Ia juga menambahkan, selama aktifitas tambang tidak ada lagi keharmonisan antara penduduk desa, dan selain itu lingkungan pun tercemar dampak dari aktifitas tambang tersebut.
"Selain merusak akses jalan, lingkungan juga tercemar, dulu air aliran sungai yang biasanya bening sekarang terlihat agak gelap dan berlumpur dan keruh," ungkapnya.

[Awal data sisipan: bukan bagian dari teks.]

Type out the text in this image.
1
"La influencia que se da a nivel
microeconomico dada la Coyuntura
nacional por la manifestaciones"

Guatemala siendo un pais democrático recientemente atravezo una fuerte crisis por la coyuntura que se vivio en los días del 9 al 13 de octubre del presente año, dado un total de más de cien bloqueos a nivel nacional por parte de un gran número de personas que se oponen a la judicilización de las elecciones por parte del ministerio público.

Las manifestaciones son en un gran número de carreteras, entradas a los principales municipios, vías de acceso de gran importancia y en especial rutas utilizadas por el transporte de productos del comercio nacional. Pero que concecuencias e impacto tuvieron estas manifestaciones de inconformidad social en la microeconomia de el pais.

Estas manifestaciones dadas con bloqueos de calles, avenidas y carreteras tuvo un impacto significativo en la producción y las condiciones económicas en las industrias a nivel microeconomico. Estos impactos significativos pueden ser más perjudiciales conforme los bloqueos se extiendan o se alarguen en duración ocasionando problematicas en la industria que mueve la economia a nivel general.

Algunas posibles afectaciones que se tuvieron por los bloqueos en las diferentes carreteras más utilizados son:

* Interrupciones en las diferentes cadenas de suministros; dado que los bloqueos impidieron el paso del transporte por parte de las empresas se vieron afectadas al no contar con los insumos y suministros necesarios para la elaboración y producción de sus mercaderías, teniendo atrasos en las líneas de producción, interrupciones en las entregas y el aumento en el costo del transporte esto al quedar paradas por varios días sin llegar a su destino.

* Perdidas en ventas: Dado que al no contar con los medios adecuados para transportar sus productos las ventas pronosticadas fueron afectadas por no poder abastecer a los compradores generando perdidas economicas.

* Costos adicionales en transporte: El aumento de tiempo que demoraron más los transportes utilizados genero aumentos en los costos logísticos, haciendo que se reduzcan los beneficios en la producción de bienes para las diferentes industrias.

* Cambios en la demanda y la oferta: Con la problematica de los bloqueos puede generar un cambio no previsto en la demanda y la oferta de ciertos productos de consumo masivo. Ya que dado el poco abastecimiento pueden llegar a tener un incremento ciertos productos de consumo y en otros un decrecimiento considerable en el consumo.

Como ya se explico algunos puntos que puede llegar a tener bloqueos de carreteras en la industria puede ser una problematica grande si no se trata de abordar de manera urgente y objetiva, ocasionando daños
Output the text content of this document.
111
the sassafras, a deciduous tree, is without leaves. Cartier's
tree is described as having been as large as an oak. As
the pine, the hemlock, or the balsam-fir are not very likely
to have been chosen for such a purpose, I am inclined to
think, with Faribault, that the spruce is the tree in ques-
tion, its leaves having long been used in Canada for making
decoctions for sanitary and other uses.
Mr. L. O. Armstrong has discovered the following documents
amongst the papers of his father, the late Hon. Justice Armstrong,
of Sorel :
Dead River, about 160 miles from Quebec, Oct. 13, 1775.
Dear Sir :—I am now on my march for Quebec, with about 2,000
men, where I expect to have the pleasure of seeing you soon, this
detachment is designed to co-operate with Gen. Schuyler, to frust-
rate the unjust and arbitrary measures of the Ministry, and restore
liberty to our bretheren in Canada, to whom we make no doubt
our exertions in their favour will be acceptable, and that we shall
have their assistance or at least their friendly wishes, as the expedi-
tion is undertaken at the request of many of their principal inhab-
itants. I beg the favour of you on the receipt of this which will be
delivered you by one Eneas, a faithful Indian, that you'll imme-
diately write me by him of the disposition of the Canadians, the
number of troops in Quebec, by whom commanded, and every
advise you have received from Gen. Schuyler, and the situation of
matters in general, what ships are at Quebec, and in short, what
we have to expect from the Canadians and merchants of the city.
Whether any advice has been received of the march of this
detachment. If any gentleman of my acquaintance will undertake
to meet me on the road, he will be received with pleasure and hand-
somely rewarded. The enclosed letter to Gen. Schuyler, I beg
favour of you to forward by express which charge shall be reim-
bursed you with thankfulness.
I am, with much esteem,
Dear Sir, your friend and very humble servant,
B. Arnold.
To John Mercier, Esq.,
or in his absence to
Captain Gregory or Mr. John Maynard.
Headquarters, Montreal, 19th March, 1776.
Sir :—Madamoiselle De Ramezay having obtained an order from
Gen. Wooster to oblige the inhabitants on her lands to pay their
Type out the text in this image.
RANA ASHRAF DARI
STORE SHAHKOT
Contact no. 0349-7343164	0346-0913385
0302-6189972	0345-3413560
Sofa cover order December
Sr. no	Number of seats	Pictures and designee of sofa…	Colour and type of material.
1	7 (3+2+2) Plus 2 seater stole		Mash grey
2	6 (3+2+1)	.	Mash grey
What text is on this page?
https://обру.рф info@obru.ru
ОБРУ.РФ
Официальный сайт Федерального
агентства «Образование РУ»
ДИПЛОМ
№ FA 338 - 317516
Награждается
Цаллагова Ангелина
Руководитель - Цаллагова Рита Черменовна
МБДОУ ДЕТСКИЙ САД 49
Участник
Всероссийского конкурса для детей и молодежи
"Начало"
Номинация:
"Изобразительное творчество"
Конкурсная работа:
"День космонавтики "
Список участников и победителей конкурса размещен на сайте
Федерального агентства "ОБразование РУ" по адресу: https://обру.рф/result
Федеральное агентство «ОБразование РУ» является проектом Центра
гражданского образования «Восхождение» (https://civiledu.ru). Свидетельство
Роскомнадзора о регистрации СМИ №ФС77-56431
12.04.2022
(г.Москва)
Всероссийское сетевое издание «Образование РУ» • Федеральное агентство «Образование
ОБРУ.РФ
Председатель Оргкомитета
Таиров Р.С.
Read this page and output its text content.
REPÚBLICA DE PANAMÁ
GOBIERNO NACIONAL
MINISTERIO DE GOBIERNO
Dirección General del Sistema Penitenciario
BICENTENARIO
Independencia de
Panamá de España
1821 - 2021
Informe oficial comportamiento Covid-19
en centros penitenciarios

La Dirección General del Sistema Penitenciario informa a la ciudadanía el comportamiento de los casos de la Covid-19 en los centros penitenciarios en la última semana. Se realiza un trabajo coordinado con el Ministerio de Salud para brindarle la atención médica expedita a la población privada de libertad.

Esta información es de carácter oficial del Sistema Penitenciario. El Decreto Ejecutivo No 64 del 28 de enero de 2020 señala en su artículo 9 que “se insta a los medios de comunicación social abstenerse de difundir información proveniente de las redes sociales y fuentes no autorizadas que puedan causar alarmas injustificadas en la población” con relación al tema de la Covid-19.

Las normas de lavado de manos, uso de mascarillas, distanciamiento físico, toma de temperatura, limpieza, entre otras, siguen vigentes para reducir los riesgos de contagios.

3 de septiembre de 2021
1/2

Warga sempat menanyakan pada salah satu pemilik Peti yang tidak mau disebut namanya, mereka mengatakan alat kami masuk atas persetujuan anggota panitia yang mengatur semua persyaratan dalam perjalanan melewati pedesaan, tapi panitia yang mana memberikan izin keluar masuk dan aktifitas penambangan.
Salah satu warga yang tidak mau disebut namanya mengatakan, hancurnya jalan bukan saja disebabkan aktifitas sxsapator, tetapi juga dilalui oleh mobil pemasok minyak peti yang kapasitas nya melampaui daya tahan jalan, dan diduga minyak yang dipasok ke alat tersebut adalah minyak oplosan, yaitu minyak subsidi yang dicampur dengan minyak masakan dari ilegal driling, dengan demikian diduga kuat pihak perusahaan/pihak terkait untuk menghindari pajak.
Warga berharap pihak pemerintah dan pihak Aparat Penegak Hukum (APH) untuk segera mengudut tuntas permasalahan aktifitas Tambang Emas yang diduga Ilegal ini, dan segera menutup dan menghentikan aktifitas Tambang yang sangat meresahkan dan pastinya merugikan masyarakat serta berdampak rusaknya lingkungan dan ekosistem yang ada.